Food as Fuel: Reevaluating American Eating Habits

     Americans are in the midst of a food crisis.  With 4 of the 10 leading causes of death linked to diet (heart disease, stroke, diabetes 2, and some types of cancer), the eating habits of Americans are in fatal need of change.  The problem with which Americans are faced is an overwhelming abundance of convenient food choices--the culture behind eating in America is not of the mindset "what will best provide me with the nutrients my body needs," but rather, "what can I eat that is easy and satisfying to my taste buds."  If Americans began to more carefully contemplate food as optimal fuel and not a mere absolver of hunger, the less prevalent diseases such as obesity, hypertension, and type 2 diabetes would become.  
     The cells in our bodies rely on carbohydrates as a major source of vital energy.  Carbohydrates aid in breathing, muscle contraction, and circulation.  Americans predominantly consume refined carbohydrates containing added sugars that are quickly used up by the body, leaving us feeling hungry soon after we've eaten.  Because simple carbohydrate sources contain added sugars and are unable to sustain energy for long periods of time, their consumption often leads to over-eating and excessive caloric intake.

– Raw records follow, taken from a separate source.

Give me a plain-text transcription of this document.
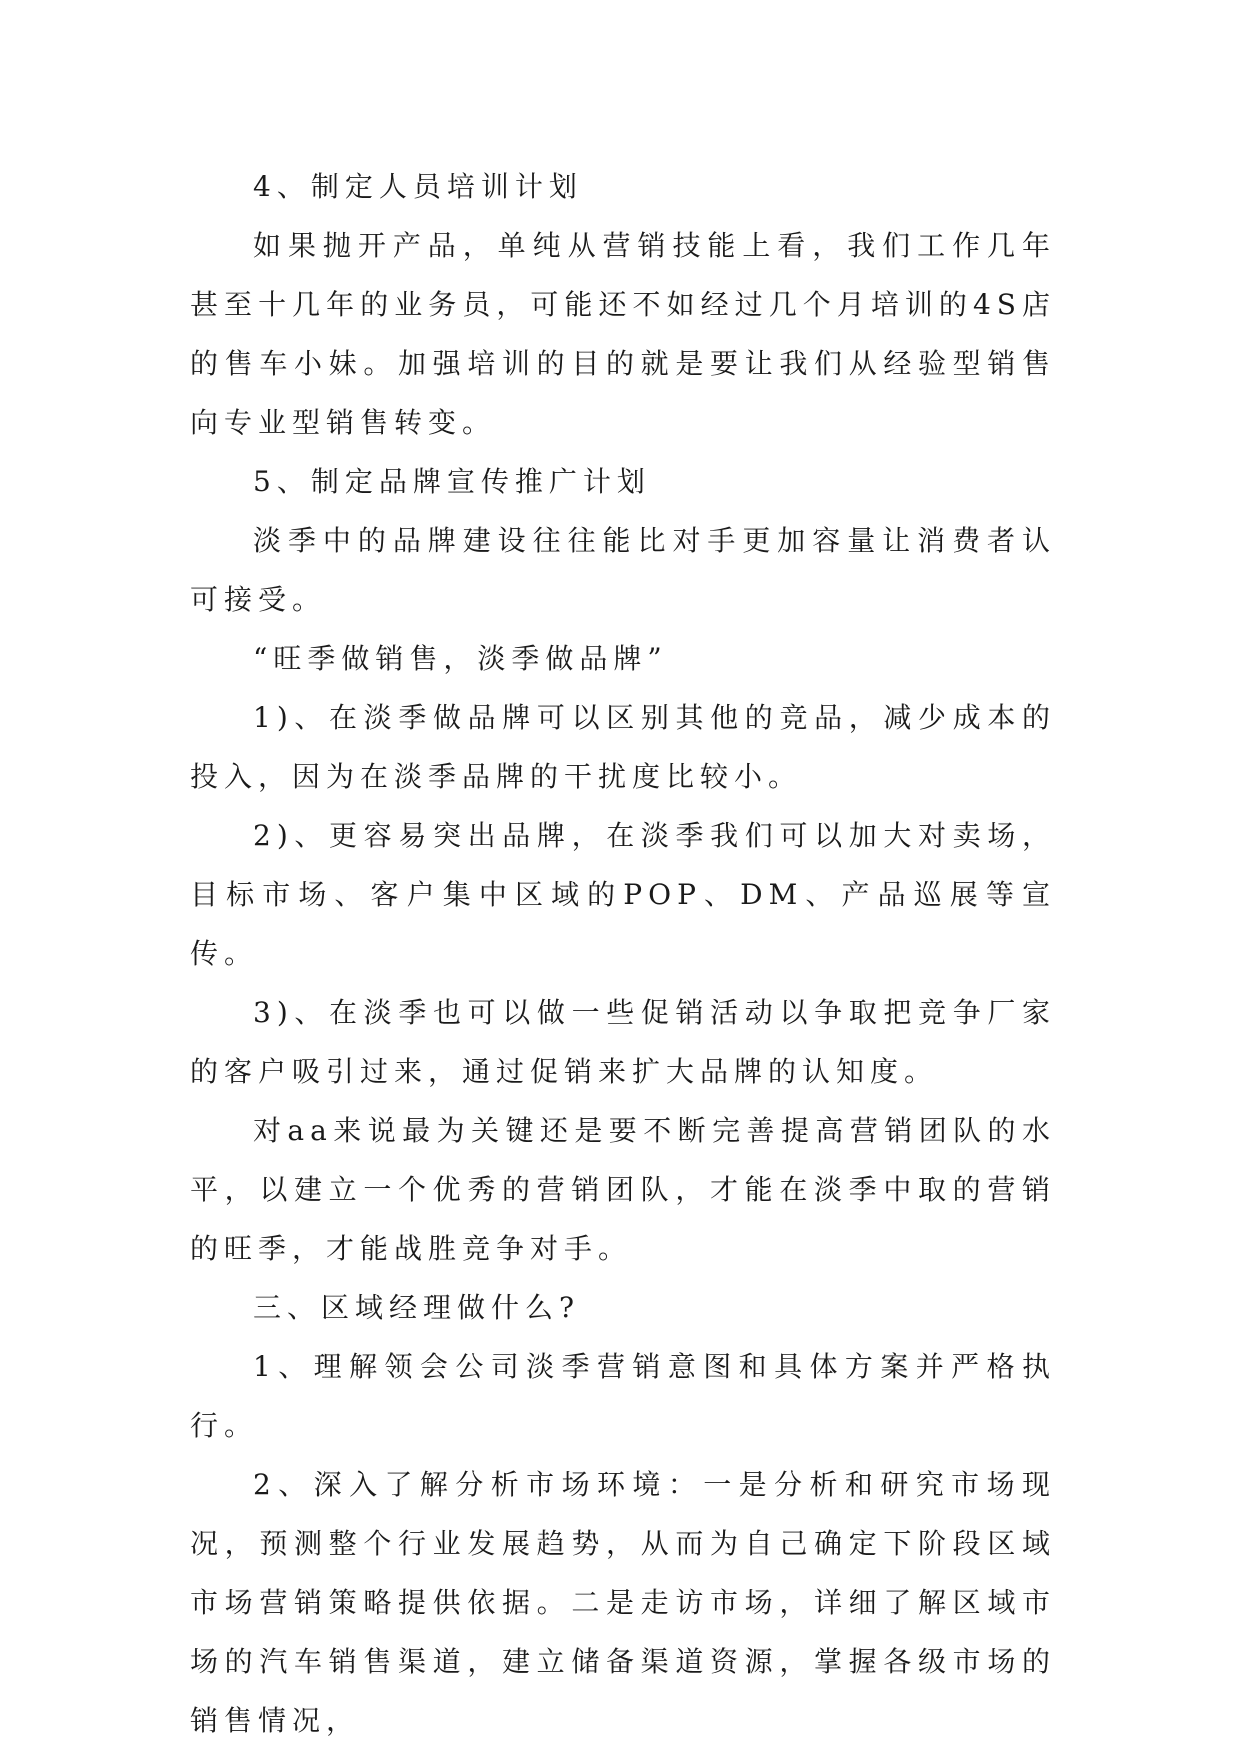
4、制定人员培训计划

如果抛开产品，单纯从营销技能上看，我们工作几年甚至十几年的业务员，可能还不如经过几个月培训的4S店的售车小妹。加强培训的目的就是要让我们从经验型销售向专业型销售转变。

5、制定品牌宣传推广计划

淡季中的品牌建设往往能比对手更加容量让消费者认可接受。

“旺季做销售，淡季做品牌”

1)、在淡季做品牌可以区别其他的竞品，减少成本的投入，因为在淡季品牌的干扰度比较小。

2)、更容易突出品牌，在淡季我们可以加大对卖场，目标市场、客户集中区域的POP、DM、产品巡展等宣传。

3)、在淡季也可以做一些促销活动以争取把竞争厂家的客户吸引过来，通过促销来扩大品牌的认知度。

对aa来说最为关键还是要不断完善提高营销团队的水平，以建立一个优秀的营销团队，才能在淡季中取的营销的旺季，才能战胜竞争对手。

三、区域经理做什么?

1、理解领会公司淡季营销意图和具体方案并严格执行。

2、深入了解分析市场环境：一是分析和研究市场现况，预测整个行业发展趋势，从而为自己确定下阶段区域市场营销策略提供依据。二是走访市场，详细了解区域市场的汽车销售渠道，建立储备渠道资源，掌握各级市场的销售情况，
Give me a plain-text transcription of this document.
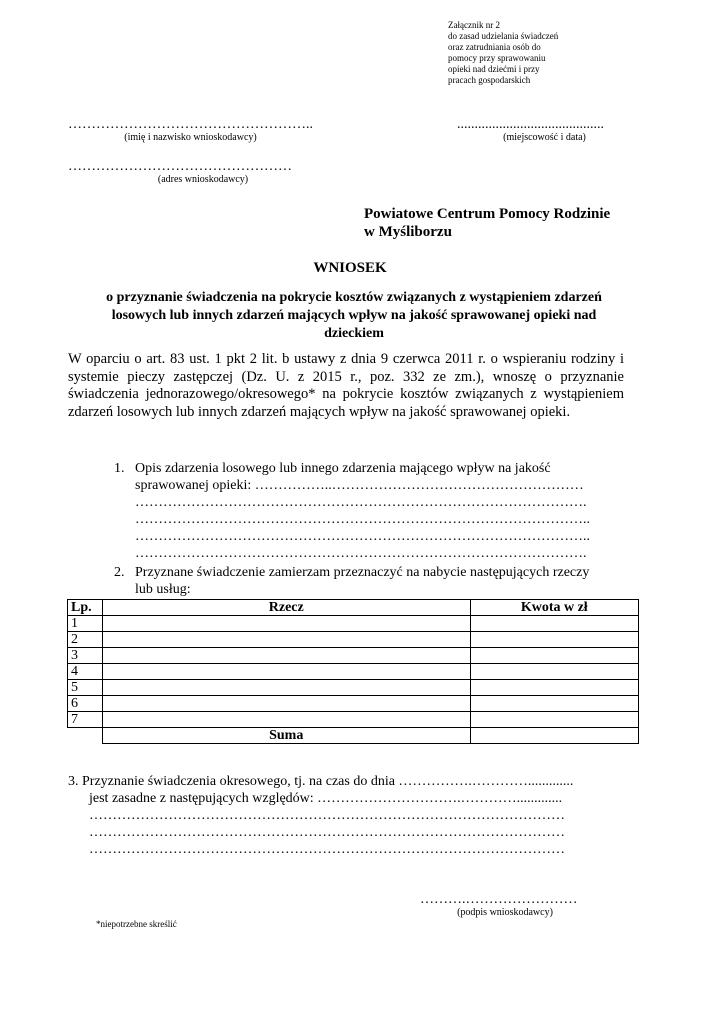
Załącznik nr 2
do zasad udzielania świadczeń
oraz zatrudniania osób do
pomocy przy sprawowaniu
opieki nad dziećmi i przy
pracach gospodarskich
……………………………………………..
(imię i nazwisko wnioskodawcy)
..........................................
(miejscowość i data)
…………………………………………
(adres wnioskodawcy)
Powiatowe Centrum Pomocy Rodzinie
w Myśliborzu
WNIOSEK
o przyznanie świadczenia na pokrycie kosztów związanych z wystąpieniem zdarzeń
losowych lub innych zdarzeń mających wpływ na jakość sprawowanej opieki nad
dzieckiem
W oparciu o art. 83 ust. 1 pkt 2 lit. b ustawy z dnia 9 czerwca 2011 r. o wspieraniu rodziny i systemie pieczy zastępczej (Dz. U. z 2015 r., poz. 332 ze zm.), wnoszę o przyznanie świadczenia jednorazowego/okresowego* na pokrycie kosztów związanych z wystąpieniem zdarzeń losowych lub innych zdarzeń mających wpływ na jakość sprawowanej opieki.
1. Opis zdarzenia losowego lub innego zdarzenia mającego wpływ na jakość
sprawowanej opieki: ……………..………………………………………………
…………………………………………………………………………………….
……………………………………………………………………………………..
……………………………………………………………………………………..
…………………………………………………………………………………….
2. Przyznane świadczenie zamierzam przeznaczyć na nabycie następujących rzeczy
lub usług:
Lp.	Rzecz	Kwota w zł
1		
2		
3		
4		
5		
6		
7		
	Suma	
3. Przyznanie świadczenia okresowego, tj. na czas do dnia …………….………….............
jest zasadne z następujących względów: ………………………….………….............
…………………………………………………………………………………………
…………………………………………………………………………………………
…………………………………………………………………………………………
……….……………………
(podpis wnioskodawcy)
*niepotrzebne skreślić
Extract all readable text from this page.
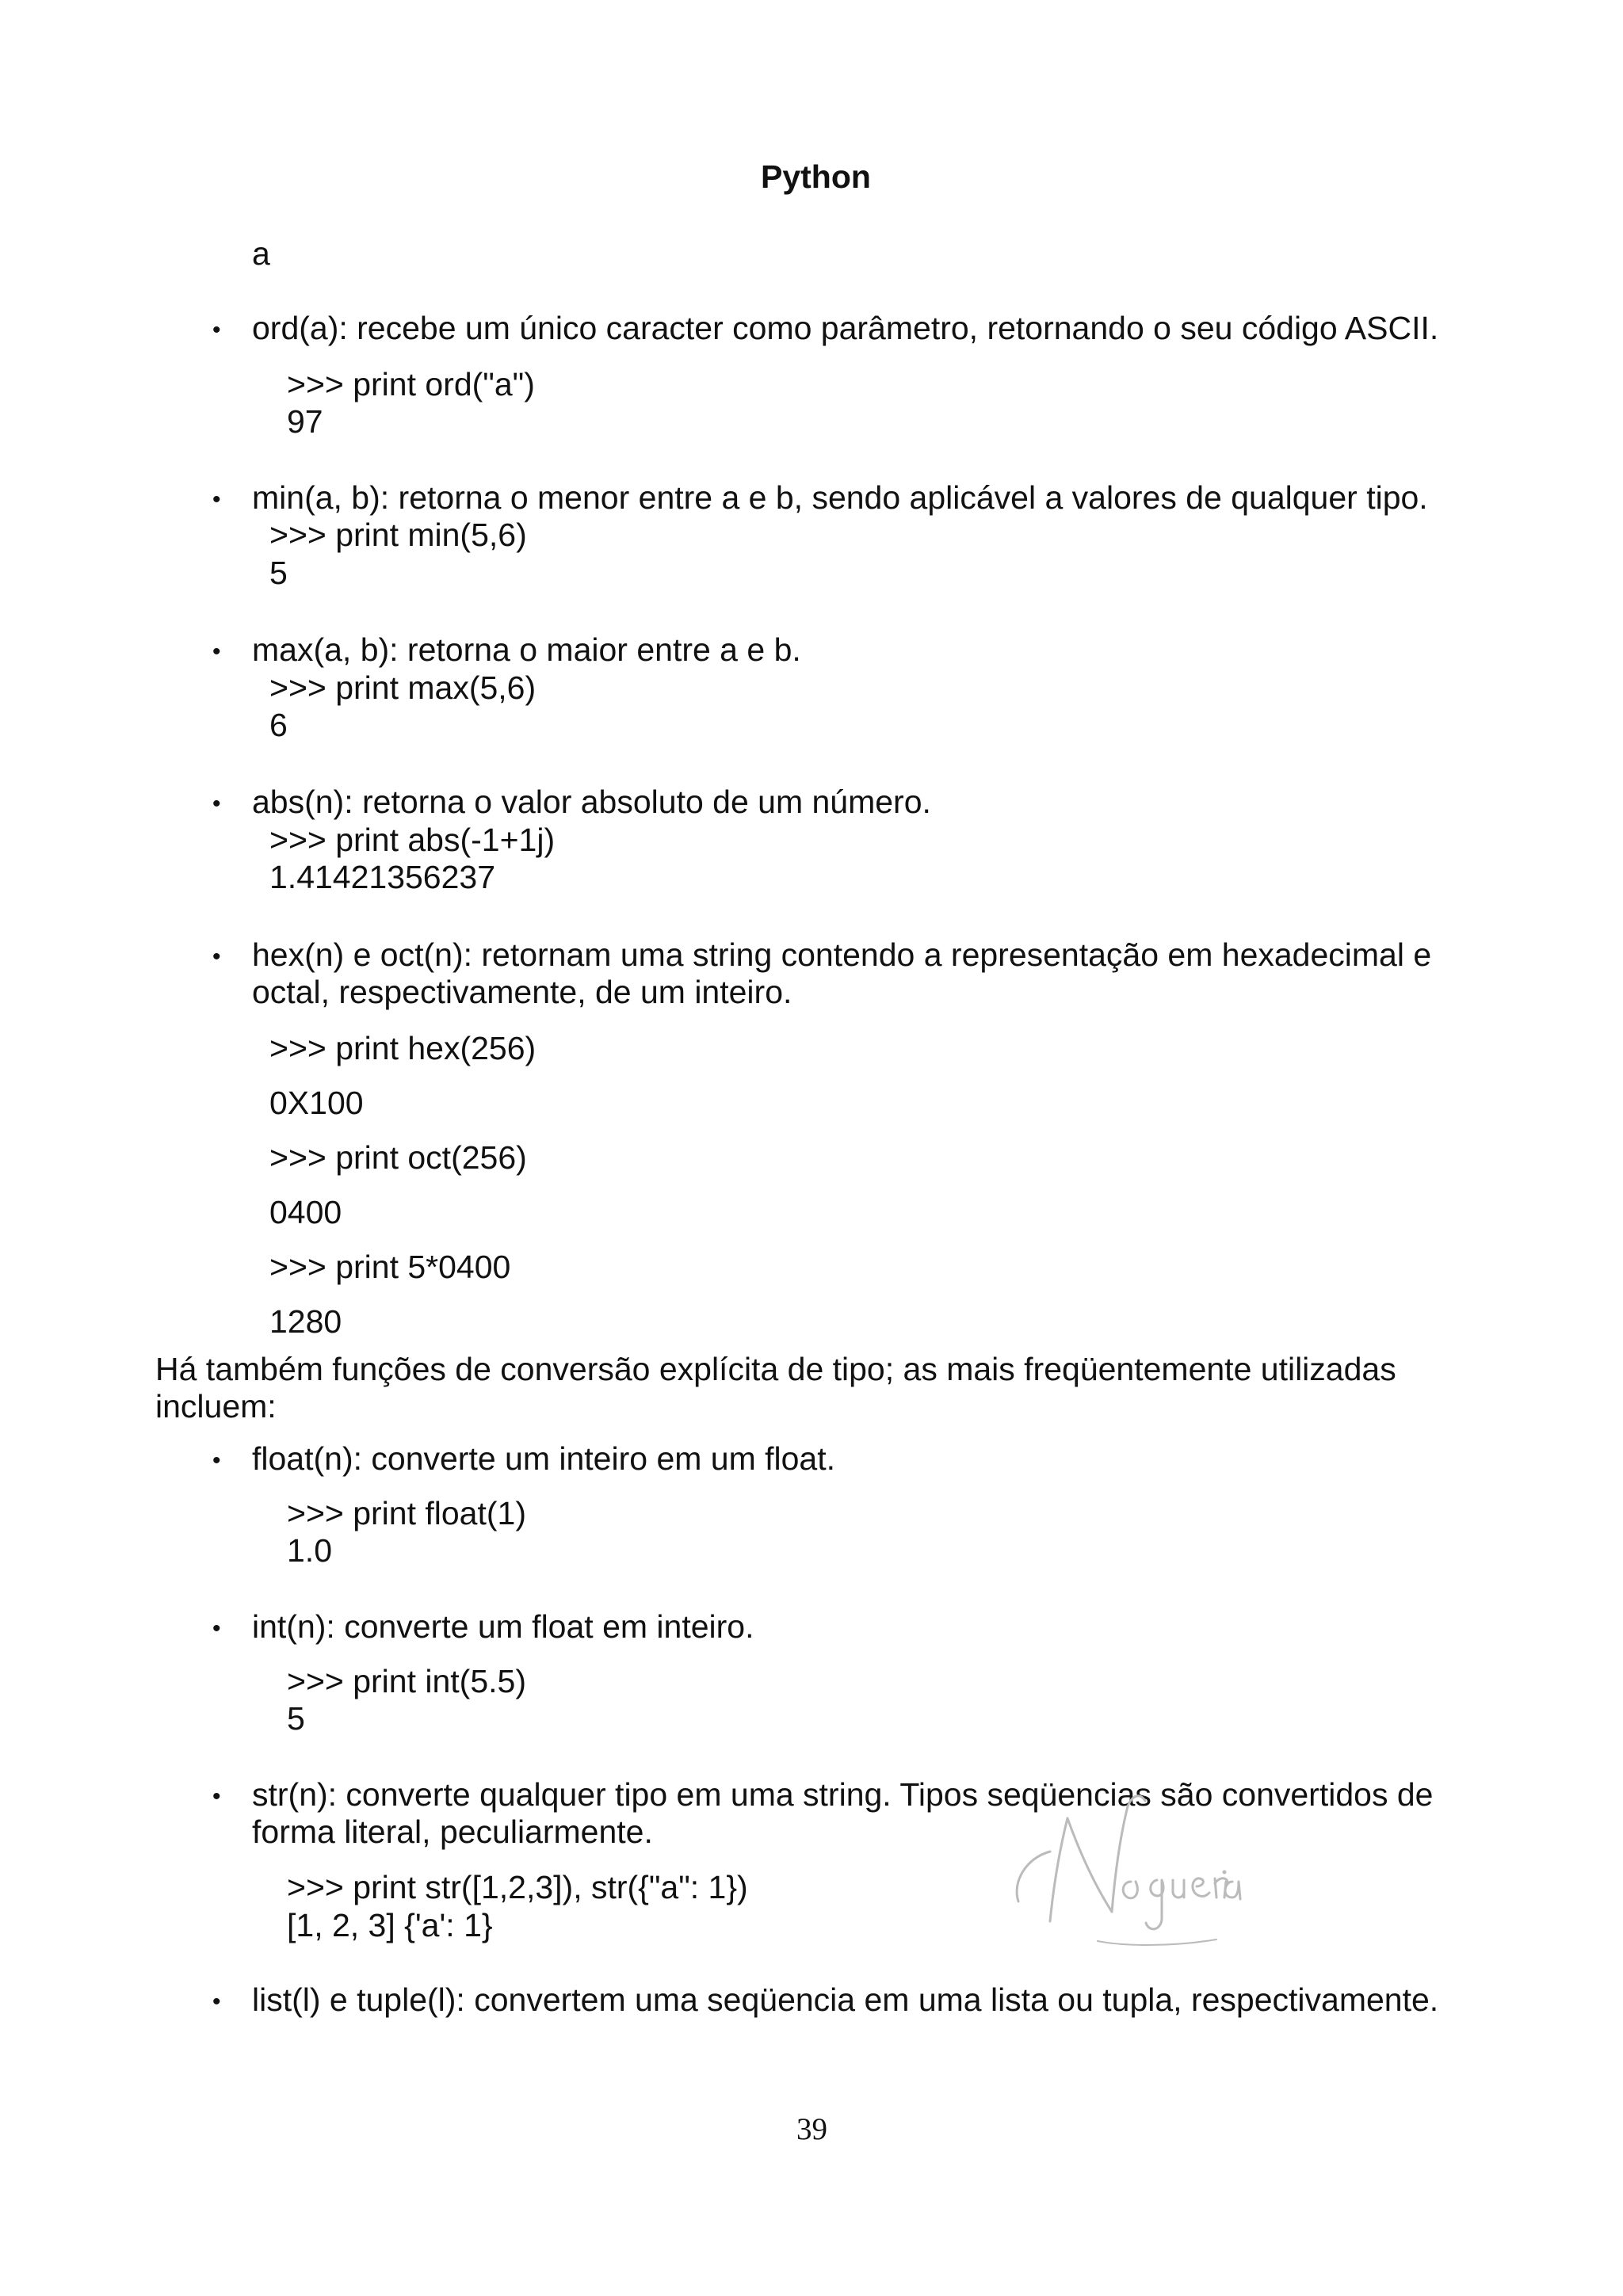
Python
a
• ord(a): recebe um único caracter como parâmetro, retornando o seu código ASCII.
>>> print ord("a")
97
• min(a, b): retorna o menor entre a e b, sendo aplicável a valores de qualquer tipo.
>>> print min(5,6)
5
• max(a, b): retorna o maior entre a e b.
>>> print max(5,6)
6
• abs(n): retorna o valor absoluto de um número.
>>> print abs(-1+1j)
1.41421356237
• hex(n) e oct(n): retornam uma string contendo a representação em hexadecimal e
octal, respectivamente, de um inteiro.
>>> print hex(256)
0X100
>>> print oct(256)
0400
>>> print 5*0400
1280
Há também funções de conversão explícita de tipo; as mais freqüentemente utilizadas
incluem:
• float(n): converte um inteiro em um float.
>>> print float(1)
1.0
• int(n): converte um float em inteiro.
>>> print int(5.5)
5
• str(n): converte qualquer tipo em uma string. Tipos seqüencias são convertidos de
forma literal, peculiarmente.
>>> print str([1,2,3]), str({"a": 1})
[1, 2, 3] {'a': 1}
• list(l) e tuple(l): convertem uma seqüencia em uma lista ou tupla, respectivamente.
39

       White bread and white rice are two of the most common refined/processed grains and simple carbohydrates.  When a grain is whole, it remains intact and serves as a source of dietary fiber--fiber takes longer to be digested by the body and is slowly converted into energy that can be steadily used over a period of time.  Sources of dietary fiber are low in calories and can contribute to lower weight and lower cholesterol levels.  By opting for brown rice over white rice, whole wheat bread over white bread, and by avoiding refined grains that contain added sugars and little or no dietary fiber, Americans can significantly curb hunger and the onset of diabetes, hypertension, and cardiovascular disease.  Americans must alter their energy sources and replace simple carbohydrates with complex carbohydrates.  By doing so, they will achieve satiety and be less inclined to consume more calories than needed and more likely to maintain a healthy waistline.

Tip: When looking for whole grain/high fiber products, don't be fooled by claims.  Always check the Nutrition Facts Label: a product should contain 6 grams of fiber in order to be low in sugar.  Also look at the ingredients--if the word "whole" is not listed before "wheat flour," that product has undergone some amount of processing.